What is the fallacy in my reasoning of this sentence-to-first-order-logic-problem? Given predicates


*

*Occupation(p,o) (Person p has job o)

*Client(p1, p2) (Person p1 is a client of person p2)


And constants:
•   Occupations: Lawyer, doctor, officer
•   Persons: Emily, Joe
And sentence:


*

*There exists a lawyer of which all its clients are doctors.

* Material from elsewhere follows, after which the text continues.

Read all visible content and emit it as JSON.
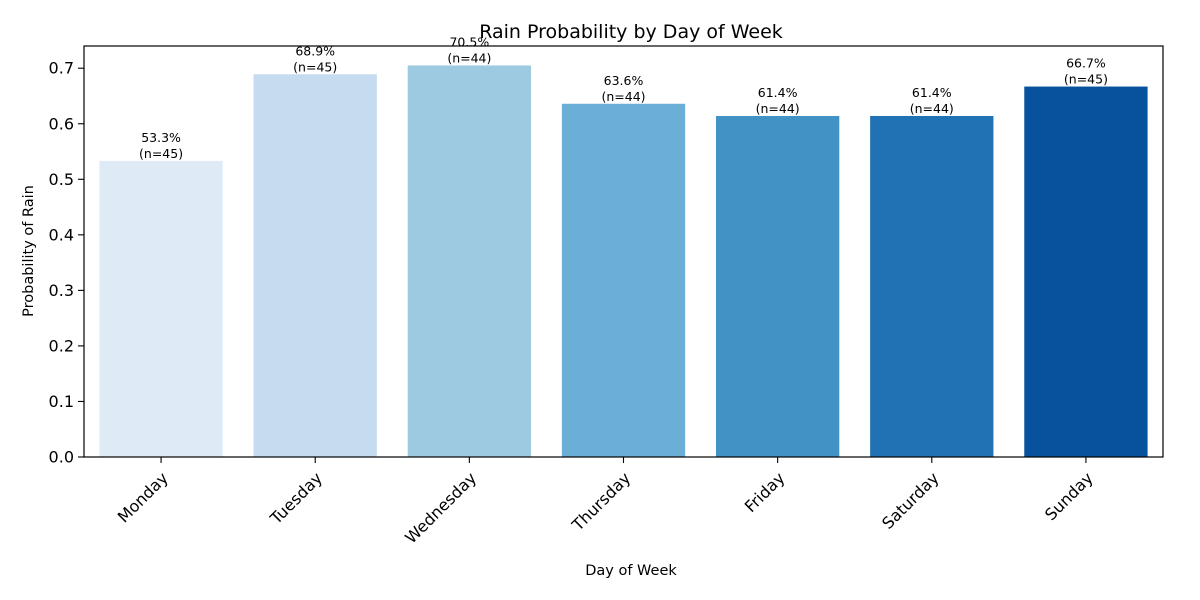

I then translated the above sentence in first-order logic and came up with this:
∃x[Occupation(x,lawyer) ⟶ ∀y[Occupation(y,doctor) ∧ Client(y,x)]]
This reads (according to me): There exists an X such that if X is a lawyer, then all Y's are a customer of X and they're doctors. 
However, peeking at the answers, I found that the only solution was:
∃x[Occupation(x,lawyer) ∧ ∀y[Client(y,x) ⟶ Occupation(y, doctor)]]
This reads (according to me): There exists an X such that if X is a lawyer and all Y's are a client of X, then they are all doctors. I feel like this doesn't express the sentence correctly.
I'm stumped as to why my answer is incorrect! I can't figure out the logical difference between those two sentences and English isn't my main language (so maybe that's where the problem lies?). What is the fallacy in my reasoning? 
 A: You are correct in your translation of your sentence, but this does not correspond to the initial plain English sentence.
This is how I would translate your sentence:

There exists X such that if X is a lawyer then for every Y, Y is  doctor and a client of X

Pretty much the same as you translated it. What does this mean though? First of all notice that after there exist X we have an if. This means that the sentence is trivially true (since X can be not a lawyer, and the sentence is still true). So you want to start with a statement that X is a lawyer and then add more conditions. Furthermore, let's assume we have X being a lawyer, what does the rest of the sentence mean? It means that there is a lawyer that has all people as clients (including themselves) and all people are doctors. So if there are 10 people in our universe, then one is a lawyer and all are doctors and clients of his/hers. The initial plain English statement of course just meant that, for example, one lawyer just has 2 clients and both of them are doctors. 
Furthermore you are not correct in your translation of the book sentence. Here's my translation:

There exist X such that X is a lawyer and for every Y, if Y is a client of X, then Y is a doctor.

This is the same as the initial plain English statement. See how it makes the definite statement that X is a lawyer and then continues with the conditional.